Along these lines, another element to the new zoning map includes updating the former brush factory at 12th and Jackson streets from industrial commercial mixed-use to accommodate more residential uses, as the space operates as loft apartments.
“The level of intensity kind of varies based on what someone wants to come in and build…It makes sense to have more density and some of these more intense uses closer to transit,” Unver said. “On the edges of the neighborhoods, you kind of keep that residential core preserved.”
While more homes could pop up within the neighborhood, the civic association intends to foster additional businesses along the east side of Broad Street from Oregon to Snyder avenues, specifically changing some properties from single-family to neighborhood or community commercial mixed-uses.
“I think one of our main concerns is that we don’t want Broad Street to look kind of desolate like it does right now,” Matozzo said.
Two major adjustments on Broad Street include the rezoning of South Philadelphia High School and Methodist Hospital.
While both properties are zoned as residential, their new adjustments will incentivize more businesses, as opposed to more apartments, if either entity should ever permanently close.
The hospital is being proposed to community and Center City commercial mixed-use or (CMX-3), which is “intended to accommodate community- and region-serving mixed use development, including retail and service uses,” according to the Philadelphia Zoning Code.
The high school is proposed for industrial residential mixed-use District (IRMX), which is “intended to accommodate a mix of low-impact industrial, artisan industrial, residential, and neighborhood commercial uses,” according to the Philadelphia Zoning Code.
“The proposal for Methodist, for example, is that – should it ever stop being a hospital, somebody can build a commercial property….you can put either a mixture of commercial and residential or you can make it all commercial or all office spaces,” Matozzo said. “That’s the kind of way you want to approach the thinking.”
Lower Moyamensing residents echoed the civic association’s thoughts.
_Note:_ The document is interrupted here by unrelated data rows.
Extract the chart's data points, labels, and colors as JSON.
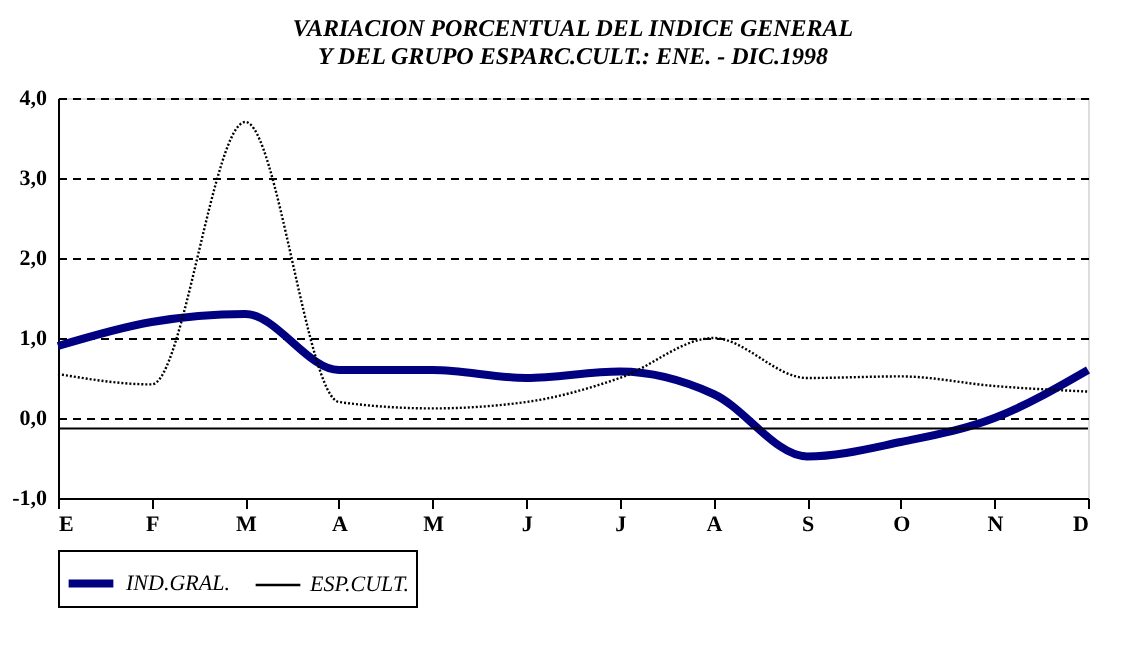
{
  "chart_data": {
    "type": "line",
    "title": "VARIACION PORCENTUAL DEL INDICE GENERAL\nY DEL GRUPO ESPARC.CULT.: ENE. - DIC.1998",
    "categories": [
      "E",
      "F",
      "M",
      "A",
      "M",
      "J",
      "J",
      "A",
      "S",
      "O",
      "N",
      "D"
    ],
    "series": [
      {
        "name": "IND.GRAL.",
        "color": "#000080",
        "values": [
          0.9,
          1.2,
          1.3,
          0.6,
          0.6,
          0.5,
          0.58,
          0.3,
          -0.48,
          -0.3,
          0.0,
          0.6
        ]
      },
      {
        "name": "ESP.CULT.",
        "color": "#000000",
        "line_style": "dotted",
        "values": [
          0.55,
          0.42,
          3.7,
          0.2,
          0.12,
          0.2,
          0.5,
          1.0,
          0.5,
          0.52,
          0.4,
          0.33
        ]
      }
    ],
    "ylim": [
      -1.0,
      4.0
    ],
    "yticks": [
      {
        "value": -1,
        "label": "-1,0"
      },
      {
        "value": 0,
        "label": "0,0"
      },
      {
        "value": 1,
        "label": "1,0"
      },
      {
        "value": 2,
        "label": "2,0"
      },
      {
        "value": 3,
        "label": "3,0"
      },
      {
        "value": 4,
        "label": "4,0"
      }
    ],
    "grid": "y",
    "legend": "bottom",
    "marker": "none",
    "line_style": "solid",
    "ref_lines": [
      {
        "axis": "y",
        "value": -0.13,
        "label": null,
        "color": "#000000",
        "line_style": "solid"
      }
    ]
  }
}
“I’m happy that the location of the school, South Philly High, is being changed from residential to IRMX, which is industrial,” said resident Eve Miller. “I’m also happy that the Methodist Hospital site is being changed to CMX 3…it’s better than being residential. I don’t want it torn down to be apartments.”
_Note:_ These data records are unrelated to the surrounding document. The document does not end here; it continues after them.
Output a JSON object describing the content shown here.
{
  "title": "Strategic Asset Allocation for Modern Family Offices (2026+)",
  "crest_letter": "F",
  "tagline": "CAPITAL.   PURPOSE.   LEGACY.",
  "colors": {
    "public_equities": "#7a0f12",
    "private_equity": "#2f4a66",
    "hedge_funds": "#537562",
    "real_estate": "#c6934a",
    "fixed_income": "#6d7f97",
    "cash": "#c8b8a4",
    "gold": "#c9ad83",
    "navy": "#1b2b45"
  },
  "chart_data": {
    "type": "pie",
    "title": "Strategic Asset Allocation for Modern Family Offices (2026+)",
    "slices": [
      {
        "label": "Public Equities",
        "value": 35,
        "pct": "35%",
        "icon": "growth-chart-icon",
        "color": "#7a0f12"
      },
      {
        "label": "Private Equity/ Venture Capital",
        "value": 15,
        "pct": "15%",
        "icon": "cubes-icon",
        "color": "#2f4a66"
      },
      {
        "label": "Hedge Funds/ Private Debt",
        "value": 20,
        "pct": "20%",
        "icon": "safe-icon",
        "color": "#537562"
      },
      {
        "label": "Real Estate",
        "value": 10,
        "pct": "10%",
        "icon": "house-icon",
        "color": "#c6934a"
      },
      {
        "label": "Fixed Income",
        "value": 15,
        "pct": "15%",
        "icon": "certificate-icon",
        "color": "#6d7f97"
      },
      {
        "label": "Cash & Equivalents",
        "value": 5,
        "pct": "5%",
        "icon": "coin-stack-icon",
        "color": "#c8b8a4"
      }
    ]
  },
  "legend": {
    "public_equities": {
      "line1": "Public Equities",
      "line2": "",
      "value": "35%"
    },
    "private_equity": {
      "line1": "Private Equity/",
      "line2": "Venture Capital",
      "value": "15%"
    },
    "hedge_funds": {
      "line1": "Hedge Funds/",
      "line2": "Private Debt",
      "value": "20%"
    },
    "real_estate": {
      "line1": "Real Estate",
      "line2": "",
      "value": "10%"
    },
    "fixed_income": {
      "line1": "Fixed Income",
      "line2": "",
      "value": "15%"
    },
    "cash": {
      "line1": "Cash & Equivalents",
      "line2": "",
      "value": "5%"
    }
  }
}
In drafting a new map, the LoMo Civic Association thought it was also crucial to rezone a few auto-oriented commercial sections to either neighborhood commercial mixed-use or single-family houses, including one parcel at 10th and Ritner.
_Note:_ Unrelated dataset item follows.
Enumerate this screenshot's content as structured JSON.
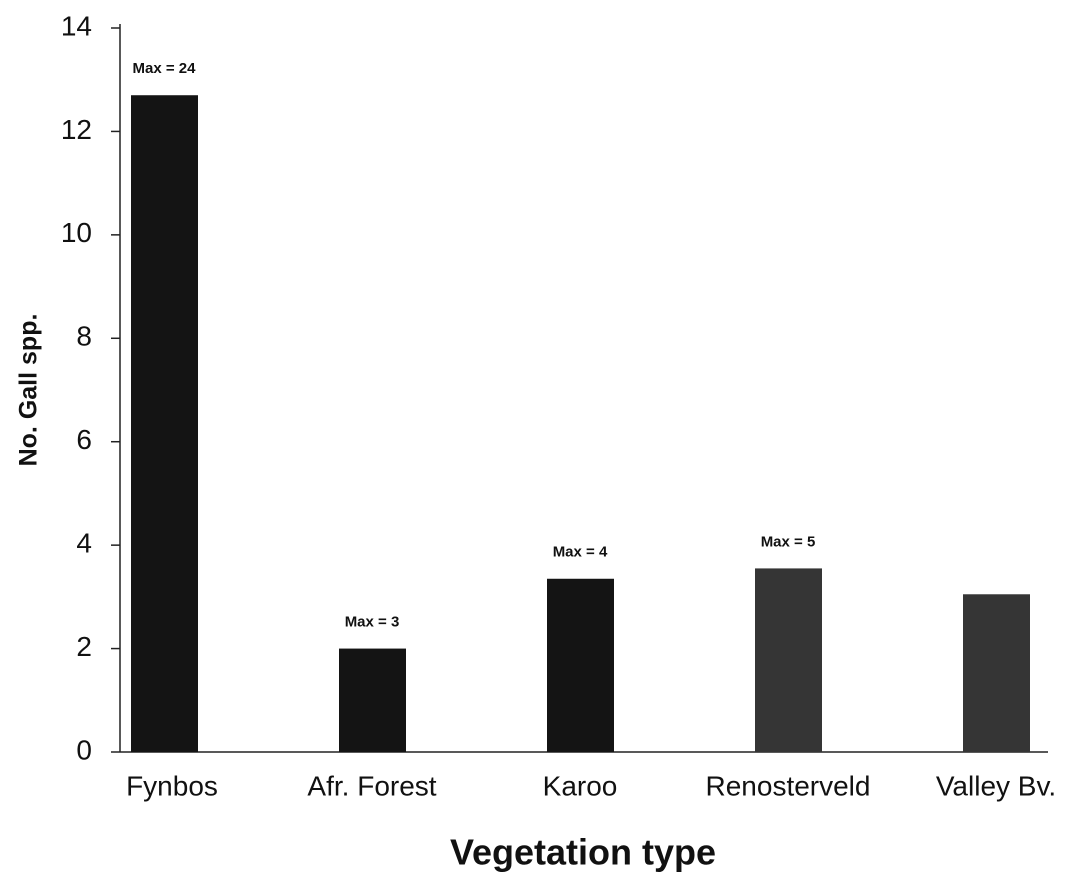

“Neighbors want as many single-family houses….We need to get that changed to RSA-5 hopefully before someone comes in with a plan so we can preempt an apartment building on that block,” Girard said.
After community outreach is completed, the final Philadelphia2035 plan will eventually be transformed into legislation introduced in City Council. Following a Planning Commission review, the plan will undergo a rules committee hearing and approval.
Finally, the plan will require a City Council vote and mayoral approval before being implemented.
“I think we want to have a say in our neighborhood and we want to kind of be able to advocate for the entire community and make sure that there are businesses that are consistent with the quality of life,” Matozzo said. “We’ve got a very stable neighborhood and we want to keep it that way.”